Satu dari tiga pengusaha Indonesia yang pernah diperiksa Dinas Ketenagakerjaan mendapati bahwa perusahaannya belum pernah melakukan Wajib Lapor Ketenagakerjaan — bukan karena sengaja melanggar, tapi karena tidak tahu kewajiban ini ada. Padahal sanksinya bukan sekadar denda administratif: UU No. 7 Tahun 1981 mengancam pidana kurungan hingga 3 bulan bagi pengusaha yang abai.

Sementara artikel HR Indonesia ramai membahas PPh 21 TER dan BPJS Kesehatan, WLKP online nyaris tidak pernah disentuh — padahal ini kewajiban hukum tahunan yang berlaku untuk setiap perusahaan, dari warung dengan 1 karyawan hingga pabrik dengan ribuan tenaga kerja.

Jawaban Singkat

Wajib Lapor Ketenagakerjaan Online (WLKP): Apa Itu, Siapa Wajib Lapor, Kapan Deadlinenya, dan Sanksi Jika Tidak Lapor

Ya, setiap perusahaan di Indonesia yang mempekerjakan tenaga kerja wajib melaporkan data ketenagakerjaan setiap tahun melalui portal resmi wajiblapor.kemnaker.go.id, berdasarkan UU No. 7 Tahun 1981 tentang Wajib Lapor Ketenagakerjaan di Perusahaan. Laporan pertama wajib disampaikan paling lambat 30 hari setelah perusahaan mulai beroperasi, dan laporan ulang dilakukan setiap tahun pada bulan yang sama dengan laporan pertama. Jika belum pernah lapor sama sekali, Anda bisa mulai sekarang melalui portal WLKP online tanpa perlu datang ke kantor Disnaker.
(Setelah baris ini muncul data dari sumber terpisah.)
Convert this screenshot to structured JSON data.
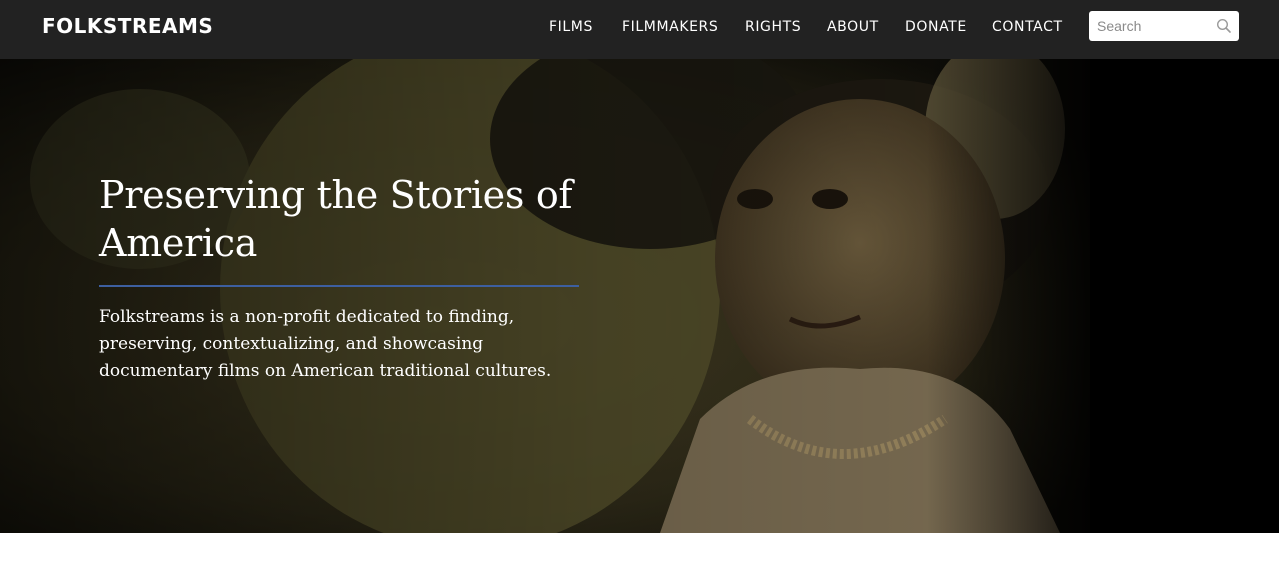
{
  "header": {
    "logo_text": "FOLKSTREAMS",
    "nav": [
      "FILMS",
      "FILMMAKERS",
      "RIGHTS",
      "ABOUT",
      "DONATE",
      "CONTACT"
    ],
    "search": {
      "placeholder": "Search",
      "icon": "search-icon"
    }
  },
  "hero": {
    "title": "Preserving the Stories of America",
    "description": "Folkstreams is a non-profit dedicated to finding, preserving, contextualizing, and showcasing documentary films on American traditional cultures."
  },
  "colors": {
    "header_bg": "#222222",
    "accent_rule": "#3d5fa0"
  }
}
Apa Itu WLKP dan Mengapa Ini Bukan Formalitas Biasa

Wajib Lapor Ketenagakerjaan di Perusahaan (WLKP) adalah kewajiban hukum bagi setiap pengusaha untuk melaporkan kondisi ketenagakerjaan perusahaannya kepada pemerintah — mencakup jumlah tenaga kerja, jenis pekerjaan, upah, jam kerja, hingga keberadaan serikat pekerja.

Dasar hukumnya adalah UU No. 7 Tahun 1981 tentang Wajib Lapor Ketenagakerjaan di Perusahaan, yang sudah berlaku lebih dari empat dekade namun tingkat kepatuhannya masih rendah. Kementerian Ketenagakerjaan kemudian meluncurkan sistem digital melalui portal wajiblapor.kemnaker.go.id untuk mempermudah proses pelaporan — tidak perlu antre di kantor Disnaker, tidak perlu bawa berkas fisik.

UU 1981

Wajib Lapor Ketenagakerjaan sudah berlaku 40+ tahun, tapi mayoritas UKM Indonesia belum pernah melaporkannya

Sumber: UU No. 7 Tahun 1981 tentang Wajib Lapor Ketenagakerjaan di Perusahaan (1981)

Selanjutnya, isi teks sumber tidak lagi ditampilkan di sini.